If people wanna discuss it that's their decision, my only issue is that it's far too early to rate Armstrong for any of this. How do we know Faulk won't continue to play like a #1 and be worth his contract in the end, or that Petro won't live up to his contract in Vegas. Heck, the Blues might get healthy and make another run this year. Nobody knows what will happen, so I feel like we're just going in circles in terms of what there is to discuss. Time will tell if Army made the right call, but it will likely take years to know for sure.
And we can say the Blues walked away from Petro but he also walked away from the team. I don't think he was 100% committed to coming back and he wanted to get as much money as he could. Nothing wrong with that, but I blame both sides equally. They each had a line they weren't willing to cross. Petro could have gone the MacKinnon route to help keep the band together but he wanted to cash in. Good for him. I think the signing bonus money + being a big fish in Vegas with no state tax was enough to lure him away from St. Louis. People act like it was 100% Army's decision to let him go, but I don't see it that way. Loyalty goes both ways.
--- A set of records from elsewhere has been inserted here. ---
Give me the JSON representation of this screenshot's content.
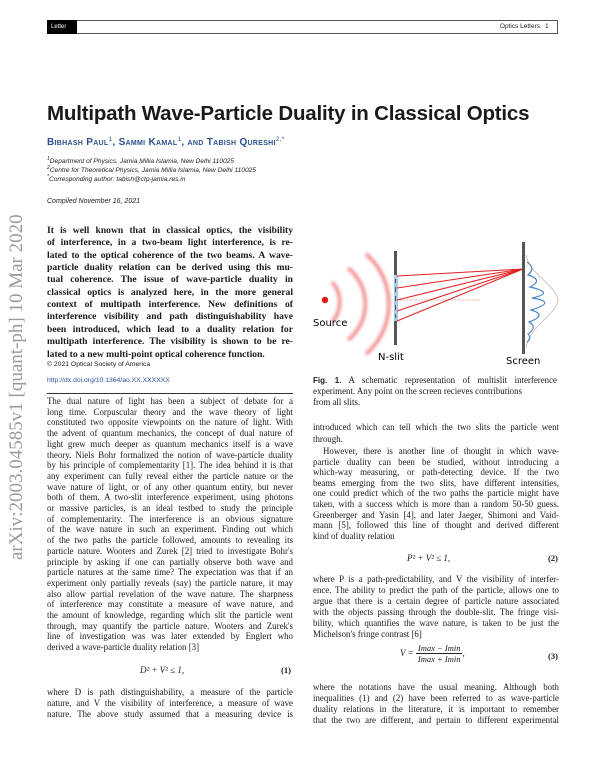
{
  "header": {
    "tag": "Letter",
    "journal": "Optics Letters",
    "page": "1"
  },
  "side_stamp": "arXiv:2003.04585v1  [quant-ph]  10 Mar 2020",
  "title": "Multipath Wave-Particle Duality in Classical Optics",
  "authors": [
    {
      "name": "Bibhash Paul",
      "sup": "1",
      "sep": ", "
    },
    {
      "name": "Sammi Kamal",
      "sup": "1",
      "sep": ", and "
    },
    {
      "name": "Tabish Qureshi",
      "sup": "2,*",
      "sep": ""
    }
  ],
  "affiliations": [
    {
      "mark": "1",
      "text": "Department of Physics, Jamia Millia Islamia, New Delhi 110025"
    },
    {
      "mark": "2",
      "text": "Centre for Theoretical Physics, Jamia Millia Islamia, New Delhi 110025"
    },
    {
      "mark": "*",
      "text": "Corresponding author: tabish@ctp-jamia.res.in"
    }
  ],
  "compiled": "Compiled November 16, 2021",
  "abstract": [
    "It is well known that in classical optics, the visibility",
    "of interference, in a two-beam light interference, is re-",
    "lated to the optical coherence of the two beams. A wave-",
    "particle duality relation can be derived using this mu-",
    "tual coherence. The issue of wave-particle duality in",
    "classical optics is analyzed here, in the more general",
    "context of multipath interference. New definitions of",
    "interference visibility and path distinguishability have",
    "been introduced, which lead to a duality relation for",
    "multipath interference. The visibility is shown to be re-",
    "lated to a new multi-point optical coherence function."
  ],
  "copyright": "© 2021 Optical Society of America",
  "doi": "http://dx.doi.org/10.1364/ao.XX.XXXXXX",
  "figure": {
    "labels": {
      "source": "Source",
      "nslit": "N-slit",
      "screen": "Screen"
    },
    "caption_label": "Fig. 1.",
    "caption": [
      "A schematic representation of multislit interference",
      "experiment. Any point on the screen recieves contributions",
      "from all slits."
    ],
    "colors": {
      "rays": "#e02020",
      "pattern": "#4a86c8",
      "slits": "#555555"
    }
  },
  "left_column": {
    "p1": [
      "The dual nature of light has been a subject of debate for a",
      "long time. Corpuscular theory and the wave theory of light",
      "constituted two opposite viewpoints on the nature of light. With",
      "the advent of quantum mechanics, the concept of dual nature of",
      "light grew much deeper as quantum mechanics itself is a wave",
      "theory. Niels Bohr formalized the notion of wave-particle duality",
      "by his principle of complementarity [1]. The idea behind it is that",
      "any experiment can fully reveal either the particle nature or the",
      "wave nature of light, or of any other quantum entity, but never",
      "both of them. A two-slit interference experiment, using photons",
      "or massive particles, is an ideal testbed to study the principle",
      "of complementarity. The interference is an obvious signature",
      "of the wave nature in such an experiment. Finding out which",
      "of the two paths the particle followed, amounts to revealing its",
      "particle nature. Wooters and Zurek [2] tried to investigate Bohr's",
      "principle by asking if one can partially observe both wave and",
      "particle natures at the same time? The expectation was that if an",
      "experiment only partially reveals (say) the particle nature, it may",
      "also allow partial revelation of the wave nature. The sharpness",
      "of interference may constitute a measure of wave nature, and",
      "the amount of knowledge, regarding which slit the particle went",
      "through, may quantify the particle nature. Wooters and Zurek's",
      "line of investigation was was later extended by Englert who",
      "derived a wave-particle duality relation [3]"
    ],
    "eq1": {
      "expr": "D² + V² ≤ 1,",
      "number": "(1)"
    },
    "p2": [
      "where D is path distinguishability, a measure of the particle",
      "nature, and V the visibility of interference, a measure of wave",
      "nature. The above study assumed that a measuring device is"
    ]
  },
  "right_column": {
    "p1": [
      "introduced which can tell which the two slits the particle went",
      "through."
    ],
    "p2": [
      "However, there is another line of thought in which wave-",
      "particle duality can been be studied, without introducing a",
      "which-way measuring, or path-detecting device. If the two",
      "beams emerging from the two slits, have different intensities,",
      "one could predict which of the two paths the particle might have",
      "taken, with a success which is more than a random 50-50 guess.",
      "Greenberger and Yasin [4], and later Jaeger, Shimoni and Vaid-",
      "mann [5], followed this line of thought and derived different",
      "kind of duality relation"
    ],
    "eq2": {
      "expr": "P² + V² ≤ 1,",
      "number": "(2)"
    },
    "p3": [
      "where P is a path-predictability, and V the visibility of interfer-",
      "ence. The ability to predict the path of the particle, allows one to",
      "argue that there is a certain degree of particle nature associated",
      "with the objects passing through the double-slit. The fringe visi-",
      "bility, which quantifies the wave nature, is taken to be just the",
      "Michelson's fringe contrast [6]"
    ],
    "eq3": {
      "lhs": "V =",
      "numerator": "Imax − Imin",
      "denominator": "Imax + Imin",
      "tail": ",",
      "number": "(3)"
    },
    "p4": [
      "where the notations have the usual meaning. Although both",
      "inequalities (1) and (2) have been referred to as wave-particle",
      "duality relations in the literature, it is important to remember",
      "that the two are different, and pertain to different experimental"
    ]
  }
}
Agree completely that the book on this is far from written, and that any discussion about Armstrong should be taking into account far more than this one isolated (and incomplete) issue. Also agree completely that both sides walked away from each other.
As an aside, I personally don't believe that the ends necessarily justify the means in terms of process validation. Good processes sometimes yield bad results, and bad processes sometimes yield good results, so I think it's worth looking at things early on to try to analyze the quality of the process before the results come in and bias the analysis with hindsight. (It's worth looking at results, too, but they should add context...not blind validation.)
Take the ROR trade for example. We don't need to know how that story ends to say that the move was a good one to make. We moved two cap dumps, a project prospect, and two picks for a #1 center with term. ROR could destroy both his knees tomorrow and end his career, and Thompson could turn it around and become a top 6 player, and I'd still call that a good trade that Armstrong should make 100% of the time the opportunity arises. Three years of Schenn for Lehtera and two picks was a no-brainer as well.
This particular situation isn't anywhere near as clear-cut as those are, which I think is one reason why the resulting opinions are a lot more diverse.